Так жарко, словно в адовой парилке, и удивительно, что стекла очков не запотевают.
Клод смотрит так, как будто сидит в зале суда во время процесса.
Как палачи на приговоренных.
Как вышколенные королевские клерки.
Бездушно и бесстрастно.
Он же, черт подери, ледяной айсберг.
Себастьяна как будто это никак не задевает.
Шаг-шаг, он всё ближе, а на узком диване становится до невозможности тесно.
Клод готов схватить стриптизёра и рвать на нём оставшиеся тряпки. Он лишь поправляет очки.
Шаг-шаг, все горячее и опаснее.
Разбуди Везувий, сожги Помпею, убей всех животных Красной книги, режь младенцев, затрахай этого сосунка до смерти, Клод.
Кожзаменитель скрипуче хрустит, когда он напряженно вжимается пальцами. В ноздри вдает свежим одеколоном и запахом горячего тела.
Bang!
Себастьян стоит меж разведенных ног Фаустуса и как бы нечаянно поглаживает внутреннюю сторону его бёдер.

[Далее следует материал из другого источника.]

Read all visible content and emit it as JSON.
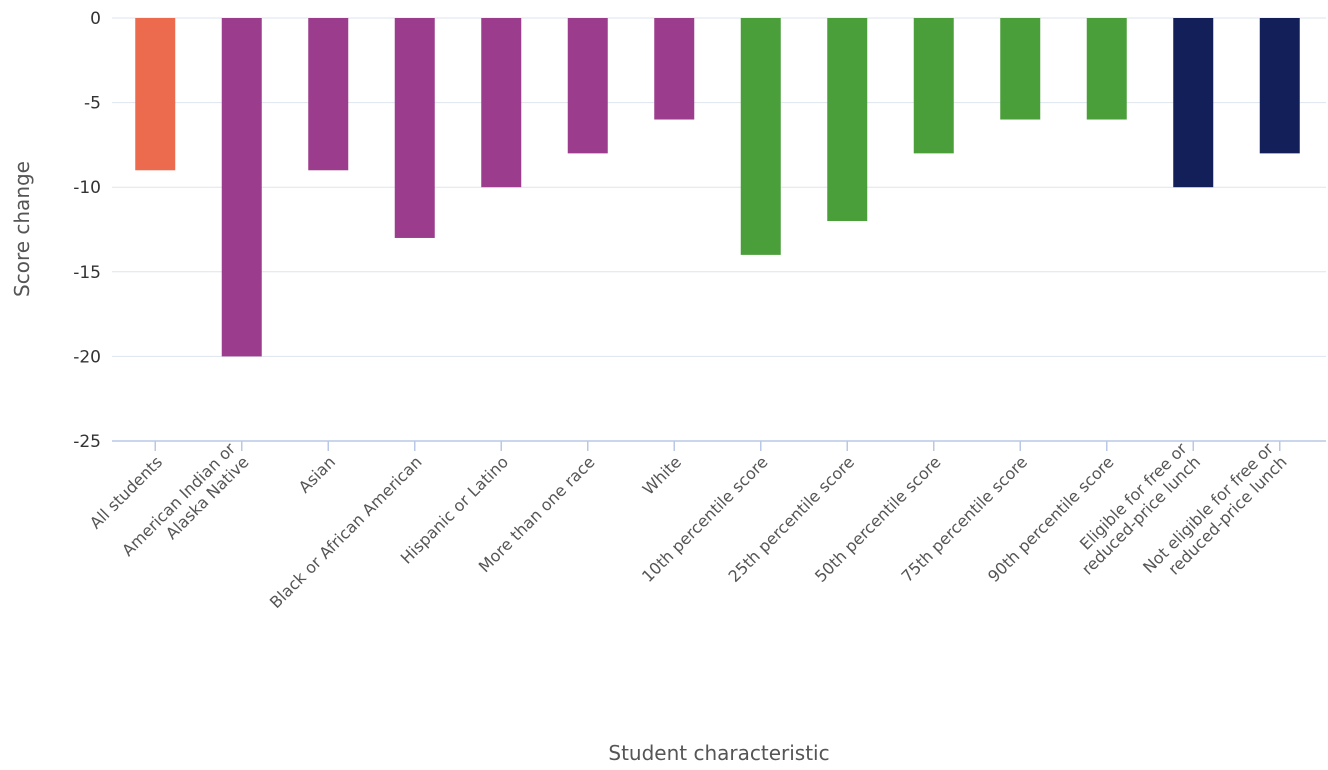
{
  "chart_data": {
    "type": "bar",
    "xlabel": "Student characteristic",
    "ylabel": "Score change",
    "ylim": [
      -25,
      0
    ],
    "yticks": [
      0,
      -5,
      -10,
      -15,
      -20,
      -25
    ],
    "grid": true,
    "categories": [
      [
        "All students"
      ],
      [
        "American Indian or",
        "Alaska Native"
      ],
      [
        "Asian"
      ],
      [
        "Black or African American"
      ],
      [
        "Hispanic or Latino"
      ],
      [
        "More than one race"
      ],
      [
        "White"
      ],
      [
        "10th percentile score"
      ],
      [
        "25th percentile score"
      ],
      [
        "50th percentile score"
      ],
      [
        "75th percentile score"
      ],
      [
        "90th percentile score"
      ],
      [
        "Eligible for free or",
        "reduced-price lunch"
      ],
      [
        "Not eligible for free or",
        "reduced-price lunch"
      ]
    ],
    "values": [
      -9,
      -20,
      -9,
      -13,
      -10,
      -8,
      -6,
      -14,
      -12,
      -8,
      -6,
      -6,
      -10,
      -8
    ],
    "colors": [
      "#ec6a4e",
      "#9b3d8c",
      "#9b3d8c",
      "#9b3d8c",
      "#9b3d8c",
      "#9b3d8c",
      "#9b3d8c",
      "#4b9f3a",
      "#4b9f3a",
      "#4b9f3a",
      "#4b9f3a",
      "#4b9f3a",
      "#121f58",
      "#121f58"
    ],
    "gridline_color": "#dde4ee",
    "baseline_color": "#b8c8e6"
  }
}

Чтоб его. Очевидно, что эта срань после бабья просто не приучена обслуживать мужчин.
Айсберг, Фаустус, айсберг.
Он терпеливо сидит и смотрит.
Он терпеливо сидит и смотрит.
Он терпеливо…
Он резко поднимает руку: крепко вжать в себя так, чтоб сдавить этому гребаному бесу лёгкие.
Bang!
Клода толкают в грудь жилистые руки, которые в полумраке тоже похожи на двух светлых змей.
Себастьян нависает над ним, почти не касаясь, и от этого во рту снова сухо, как в пустыне.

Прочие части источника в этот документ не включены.